2. CASE STUDY - ABC LEARNING 'RELIANT' ON DEBT TO COVER CASH SHORTFALLS

Stakeholders were told that ABC Learning almost certainly became insolvent in the first half of 2008. What is interesting is that it was about six months later before the directors appointed administrators to take control of the company. According to financial statements prepared by the administrators Ferrier Hodgson, the company went from a positive cash flow of $207 million from its operating activities in its 2007 accounts to a deficit of almost $20 million in the first half of 2008. Their cash flow had grown significantly over eight years of operation. ABC first emerged as a significant player in the childcare industry in 2004. They were running 327 child care centres by June 2004. The company experienced significant growth and expansion since it had listed on the ASX in 2001 with only 43 centres. Ferrier noted in its report to creditors that its analysis showed a 'significant deterioration' in the net cash flow from its operations in the last few months of its corporate life. Ferrier moved into ABC Learning in November 2008, days after its board concluded the company had insufficient cash to pay its debts. Its banks, who were owed nearly $1 billion, called in receivers immediately. The administrators believed ABC's failure was due to a combination of factors including: 'inadequate focus' on day-to-day practices and procedures, inadequate attention and monitoring of results of operations, lack of strategy to integrate businesses it bought over seven years, a dependency on compensation payments, liquidated damages and fee guarantees from developers to provide revenue, too high a reliance on debt to fund acquisitions and to support a shortfall of cash from operations. The administrator said the company's business model became 'unsustainable'. It is difficult to ascertain which factors played a more significant role and what exactly tipped the business over the edge and caused it to fail. Further investigation, including an examination of former directors and management is needed to help determine the detailed causes of the company's failure.

QUESTIONS -

1. Outline the importance of cash flow to ensuring the ongoing operation of a company.
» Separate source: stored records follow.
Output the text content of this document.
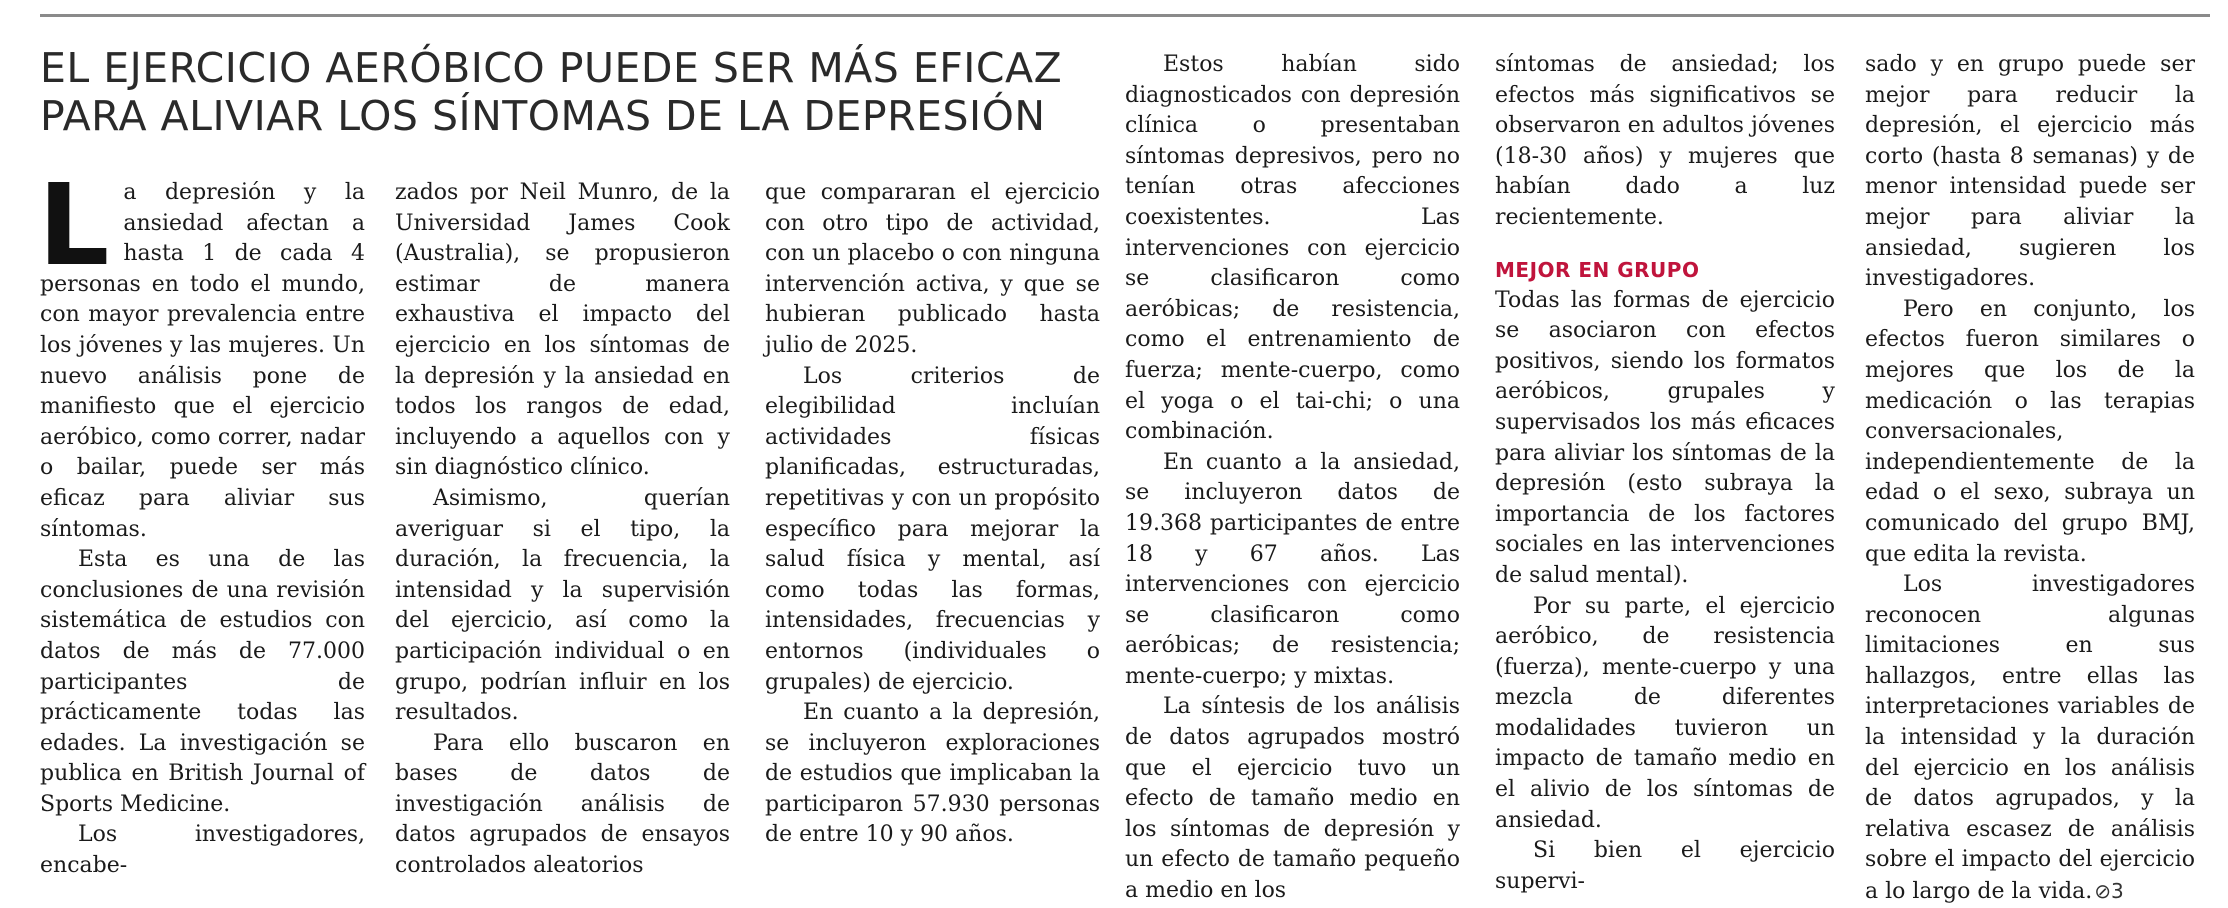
EL EJERCICIO AERÓBICO PUEDE SER MÁS EFICAZ
PARA ALIVIAR LOS SÍNTOMAS DE LA DEPRESIÓN

La depresión y la ansiedad afectan a hasta 1 de cada 4 personas en todo el mundo, con mayor prevalencia entre los jóvenes y las mujeres. Un nuevo análisis pone de manifiesto que el ejercicio aeróbico, como correr, nadar o bailar, puede ser más eficaz para aliviar sus síntomas.

Esta es una de las conclusiones de una revisión sistemática de estudios con datos de más de 77.000 participantes de prácticamente todas las edades. La investigación se publica en British Journal of Sports Medicine.

Los investigadores, encabe-

zados por Neil Munro, de la Universidad James Cook (Australia), se propusieron estimar de manera exhaustiva el impacto del ejercicio en los síntomas de la depresión y la ansiedad en todos los rangos de edad, incluyendo a aquellos con y sin diagnóstico clínico.

Asimismo, querían averiguar si el tipo, la duración, la frecuencia, la intensidad y la supervisión del ejercicio, así como la participación individual o en grupo, podrían influir en los resultados.

Para ello buscaron en bases de datos de investigación análisis de datos agrupados de ensayos controlados aleatorios

que compararan el ejercicio con otro tipo de actividad, con un placebo o con ninguna intervención activa, y que se hubieran publicado hasta julio de 2025.

Los criterios de elegibilidad incluían actividades físicas planificadas, estructuradas, repetitivas y con un propósito específico para mejorar la salud física y mental, así como todas las formas, intensidades, frecuencias y entornos (individuales o grupales) de ejercicio.

En cuanto a la depresión, se incluyeron exploraciones de estudios que implicaban la participaron 57.930 personas de entre 10 y 90 años.

Estos habían sido diagnosticados con depresión clínica o presentaban síntomas depresivos, pero no tenían otras afecciones coexistentes. Las intervenciones con ejercicio se clasificaron como aeróbicas; de resistencia, como el entrenamiento de fuerza; mente-cuerpo, como el yoga o el tai-chi; o una combinación.

En cuanto a la ansiedad, se incluyeron datos de 19.368 participantes de entre 18 y 67 años. Las intervenciones con ejercicio se clasificaron como aeróbicas; de resistencia; mente-cuerpo; y mixtas.

La síntesis de los análisis de datos agrupados mostró que el ejercicio tuvo un efecto de tamaño medio en los síntomas de depresión y un efecto de tamaño pequeño a medio en los

síntomas de ansiedad; los efectos más significativos se observaron en adultos jóvenes (18-30 años) y mujeres que habían dado a luz recientemente.

MEJOR EN GRUPO

Todas las formas de ejercicio se asociaron con efectos positivos, siendo los formatos aeróbicos, grupales y supervisados los más eficaces para aliviar los síntomas de la depresión (esto subraya la importancia de los factores sociales en las intervenciones de salud mental).

Por su parte, el ejercicio aeróbico, de resistencia (fuerza), mente-cuerpo y una mezcla de diferentes modalidades tuvieron un impacto de tamaño medio en el alivio de los síntomas de ansiedad.

Si bien el ejercicio supervi-

sado y en grupo puede ser mejor para reducir la depresión, el ejercicio más corto (hasta 8 semanas) y de menor intensidad puede ser mejor para aliviar la ansiedad, sugieren los investigadores.

Pero en conjunto, los efectos fueron similares o mejores que los de la medicación o las terapias conversacionales, independientemente de la edad o el sexo, subraya un comunicado del grupo BMJ, que edita la revista.

Los investigadores reconocen algunas limitaciones en sus hallazgos, entre ellas las interpretaciones variables de la intensidad y la duración del ejercicio en los análisis de datos agrupados, y la relativa escasez de análisis sobre el impacto del ejercicio a lo largo de la vida. ⊘3
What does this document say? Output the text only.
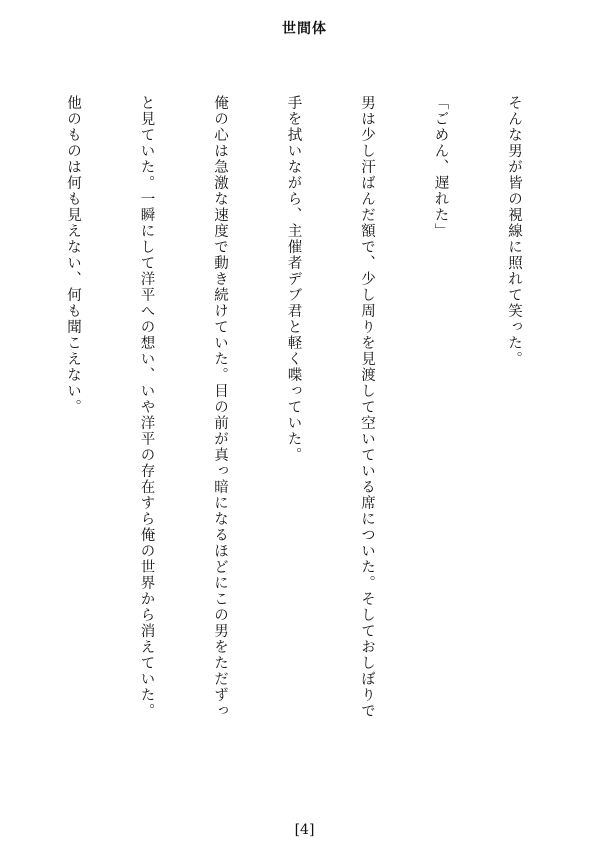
世間体

そんな男が皆の視線に照れて笑った。

「ごめん、遅れた」

男は少し汗ばんだ額で、少し周りを見渡して空いている席についた。そしておしぼりで

手を拭いながら、主催者デブ君と軽く喋っていた。

俺の心は急激な速度で動き続けていた。目の前が真っ暗になるほどにこの男をただずっ

と見ていた。一瞬にして洋平への想い、いや洋平の存在すら俺の世界から消えていた。

他のものは何も見えない、何も聞こえない。

[4]
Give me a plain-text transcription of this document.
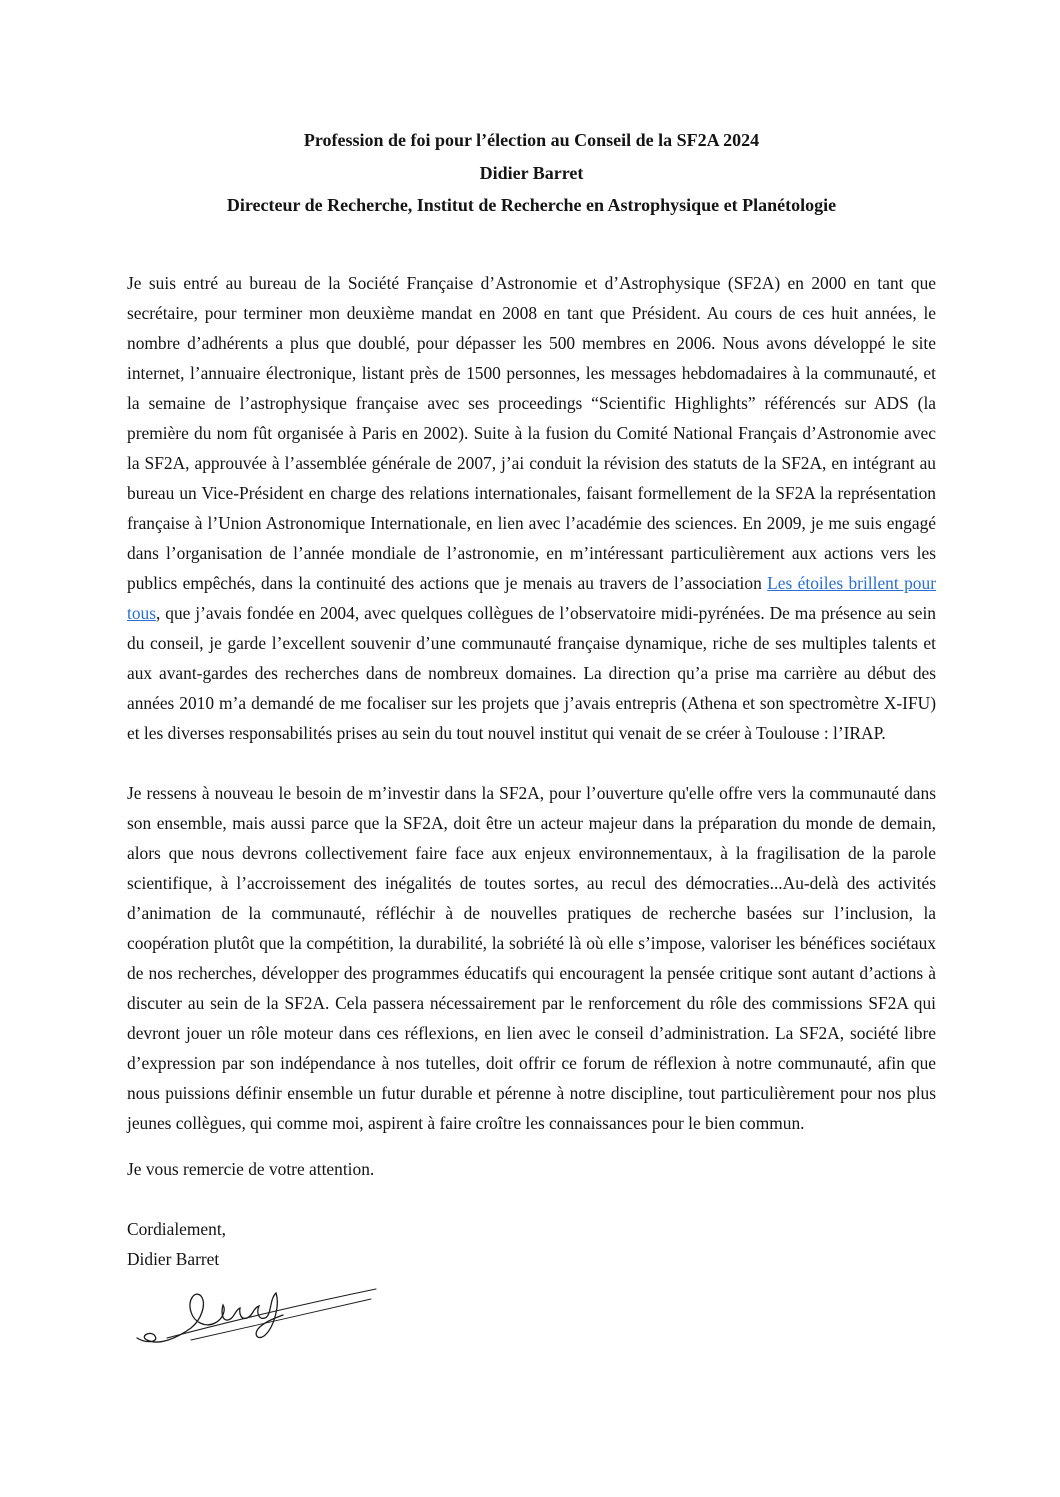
Profession de foi pour l’élection au Conseil de la SF2A 2024
Didier Barret
Directeur de Recherche, Institut de Recherche en Astrophysique et Planétologie

Je suis entré au bureau de la Société Française d’Astronomie et d’Astrophysique (SF2A) en 2000 en tant que secrétaire, pour terminer mon deuxième mandat en 2008 en tant que Président. Au cours de ces huit années, le nombre d’adhérents a plus que doublé, pour dépasser les 500 membres en 2006. Nous avons développé le site internet, l’annuaire électronique, listant près de 1500 personnes, les messages hebdomadaires à la communauté, et la semaine de l’astrophysique française avec ses proceedings “Scientific Highlights” référencés sur ADS (la première du nom fût organisée à Paris en 2002). Suite à la fusion du Comité National Français d’Astronomie avec la SF2A, approuvée à l’assemblée générale de 2007, j’ai conduit la révision des statuts de la SF2A, en intégrant au bureau un Vice-Président en charge des relations internationales, faisant formellement de la SF2A la représentation française à l’Union Astronomique Internationale, en lien avec l’académie des sciences. En 2009, je me suis engagé dans l’organisation de l’année mondiale de l’astronomie, en m’intéressant particulièrement aux actions vers les publics empêchés, dans la continuité des actions que je menais au travers de l’association Les étoiles brillent pour tous, que j’avais fondée en 2004, avec quelques collègues de l’observatoire midi-pyrénées. De ma présence au sein du conseil, je garde l’excellent souvenir d’une communauté française dynamique, riche de ses multiples talents et aux avant-gardes des recherches dans de nombreux domaines. La direction qu’a prise ma carrière au début des années 2010 m’a demandé de me focaliser sur les projets que j’avais entrepris (Athena et son spectromètre X-IFU) et les diverses responsabilités prises au sein du tout nouvel institut qui venait de se créer à Toulouse : l’IRAP.

Je ressens à nouveau le besoin de m’investir dans la SF2A, pour l’ouverture qu'elle offre vers la communauté dans son ensemble, mais aussi parce que la SF2A, doit être un acteur majeur dans la préparation du monde de demain, alors que nous devrons collectivement faire face aux enjeux environnementaux, à la fragilisation de la parole scientifique, à l’accroissement des inégalités de toutes sortes, au recul des démocraties...Au-delà des activités d’animation de la communauté, réfléchir à de nouvelles pratiques de recherche basées sur l’inclusion, la coopération plutôt que la compétition, la durabilité, la sobriété là où elle s’impose, valoriser les bénéfices sociétaux de nos recherches, développer des programmes éducatifs qui encouragent la pensée critique sont autant d’actions à discuter au sein de la SF2A. Cela passera nécessairement par le renforcement du rôle des commissions SF2A qui devront jouer un rôle moteur dans ces réflexions, en lien avec le conseil d’administration. La SF2A, société libre d’expression par son indépendance à nos tutelles, doit offrir ce forum de réflexion à notre communauté, afin que nous puissions définir ensemble un futur durable et pérenne à notre discipline, tout particulièrement pour nos plus jeunes collègues, qui comme moi, aspirent à faire croître les connaissances pour le bien commun.

Je vous remercie de votre attention.

Cordialement,
Didier Barret
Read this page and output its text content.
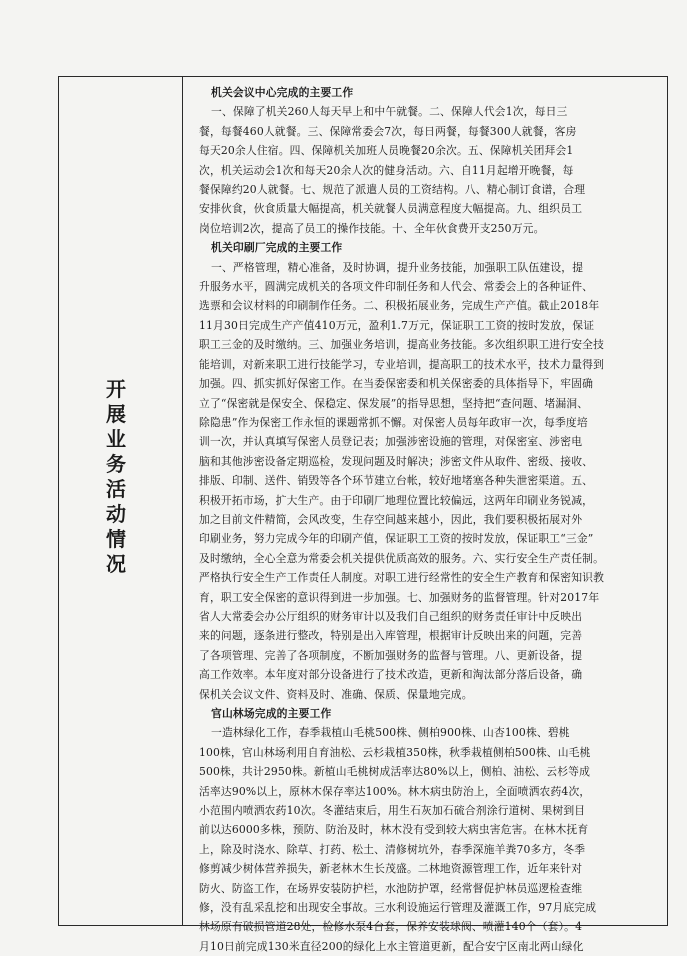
开展业务活动情况
机关会议中心完成的主要工作
一、保障了机关260人每天早上和中午就餐。二、保障人代会1次，每日三
餐，每餐460人就餐。三、保障常委会7次，每日两餐，每餐300人就餐，客房
每天20余人住宿。四、保障机关加班人员晚餐20余次。五、保障机关团拜会1
次，机关运动会1次和每天20余人次的健身活动。六、自11月起增开晚餐，每
餐保障约20人就餐。七、规范了派遣人员的工资结构。八、精心制订食谱，合理
安排伙食，伙食质量大幅提高，机关就餐人员满意程度大幅提高。九、组织员工
岗位培训2次，提高了员工的操作技能。十、全年伙食费开支250万元。
机关印刷厂完成的主要工作
一、严格管理，精心准备，及时协调，提升业务技能，加强职工队伍建设，提
升服务水平，圆满完成机关的各项文件印制任务和人代会、常委会上的各种证件、
选票和会议材料的印刷制作任务。二、积极拓展业务，完成生产产值。截止2018年
11月30日完成生产产值410万元，盈利1.7万元，保证职工工资的按时发放，保证
职工三金的及时缴纳。三、加强业务培训，提高业务技能。多次组织职工进行安全技
能培训，对新来职工进行技能学习，专业培训，提高职工的技术水平，技术力量得到
加强。四、抓实抓好保密工作。在当委保密委和机关保密委的具体指导下，牢固确
立了“保密就是保安全、保稳定、保发展”的指导思想，坚持把“查问题、堵漏洞、
除隐患”作为保密工作永恒的课题常抓不懈。对保密人员每年政审一次，每季度培
训一次，并认真填写保密人员登记表；加强涉密设施的管理，对保密室、涉密电
脑和其他涉密设备定期巡检，发现问题及时解决；涉密文件从取件、密级、接收、
排版、印制、送件、销毁等各个环节建立台帐，较好地堵塞各种失泄密渠道。五、
积极开拓市场，扩大生产。由于印刷厂地理位置比较偏远，这两年印刷业务锐减，
加之目前文件精简，会风改变，生存空间越来越小，因此，我们要积极拓展对外
印刷业务，努力完成今年的印刷产值，保证职工工资的按时发放，保证职工“三金”
及时缴纳，全心全意为常委会机关提供优质高效的服务。六、实行安全生产责任制。
严格执行安全生产工作责任人制度。对职工进行经常性的安全生产教育和保密知识教
育，职工安全保密的意识得到进一步加强。七、加强财务的监督管理。针对2017年
省人大常委会办公厅组织的财务审计以及我们自己组织的财务责任审计中反映出
来的问题，逐条进行整改，特别是出入库管理，根据审计反映出来的问题，完善
了各项管理、完善了各项制度，不断加强财务的监督与管理。八、更新设备，提
高工作效率。本年度对部分设备进行了技术改造，更新和淘汰部分落后设备，确
保机关会议文件、资料及时、准确、保质、保量地完成。
官山林场完成的主要工作
一造林绿化工作，春季栽植山毛桃500株、侧柏900株、山杏100株、碧桃
100株，官山林场利用自育油松、云杉栽植350株，秋季栽植侧柏500株、山毛桃
500株，共计2950株。新植山毛桃树成活率达80%以上，侧柏、油松、云杉等成
活率达90%以上，原林木保存率达100%。林木病虫防治上，全面喷洒农药4次，
小范围内喷洒农药10次。冬灌结束后，用生石灰加石硫合剂涂行道树、果树到目
前以达6000多株，预防、防治及时，林木没有受到较大病虫害危害。在林木抚育
上，除及时浇水、除草、打药、松土、清修树坑外，春季深施羊粪70多方，冬季
修剪减少树体营养损失，新老林木生长茂盛。二林地资源管理工作，近年来针对
防火、防盗工作，在场界安装防护栏，水池防护罩，经常督促护林员巡逻检查维
修，没有乱采乱挖和出现安全事故。三水利设施运行管理及灌溉工作，97月底完成
林场原有破损管道28处，检修水泵4台套，保养安装球阀、喷灌140个（套）。4
月10日前完成130米直径200的绿化上水主管道更新，配合安宁区南北两山绿化
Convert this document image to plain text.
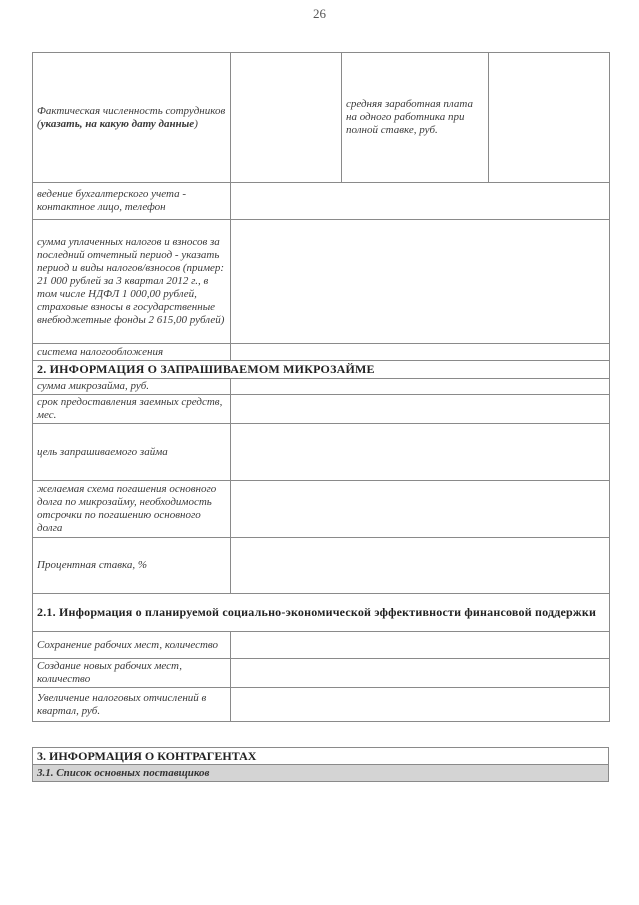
26
Фактическая численность сотрудников (указать, на какую дату данные)		средняя заработная плата на одного работника при полной ставке, руб.	
ведение бухгалтерского учета - контактное лицо, телефон			
сумма уплаченных налогов и взносов за последний отчетный период - указать период и виды налогов/взносов (пример: 21 000 рублей за 3 квартал 2012 г., в том числе НДФЛ 1 000,00 рублей, страховые взносы в государственные внебюджетные фонды 2 615,00 рублей)			
система налогообложения			
2. ИНФОРМАЦИЯ О ЗАПРАШИВАЕМОМ МИКРОЗАЙМЕ			
сумма микрозайма, руб.			
срок предоставления заемных средств, мес.			
цель запрашиваемого займа			
желаемая схема погашения основного долга по микрозайму, необходимость отсрочки по погашению основного долга			
Процентная ставка, %			
2.1. Информация о планируемой социально-экономической эффективности финансовой поддержки			
Сохранение рабочих мест, количество			
Создание новых рабочих мест, количество			
Увеличение налоговых отчислений в квартал, руб.			
3. ИНФОРМАЦИЯ О КОНТРАГЕНТАХ
3.1. Список основных поставщиков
2. Discuss the corporate governance and board mechanisms that could have served to limit the chances of corporate failure in the case of ABC Learning.

3. The listed investor, Djerriwarrh, had a solid year in 2016, but not according to IAS rules. Its net operating profit rose by 21.1% despite holding nearly 29% of its portfolio in bank shares. Because of AASB 139/IAS 39 Financial Instruments: Recognition and Measurement, it had to report a pre-tax 'impairment' charge of $70.9 million and a net charge of $49.7 million, pushing its results to a loss of $14.1 million. Shares in the Djerriwarrh portfolio qualified for the charge, shares that were not even remotely close to going broke but were affected by the global financial crisis. The problem is that as share prices recover, impairment charges already taken against earnings cannot be reversed.

(a) Does the accounting impairment rule, as it stood in 2016, make sense?

(b) What changes were made to AASB 139/IAS 39 Financial Instruments: Recognition and Measurement as a result of the unforeseen consequences such as that suffered by Djerriwarrh?

(c) As a result of the changes, will investment companies that book impairment losses to the balance sheet be able to report dividend income as income?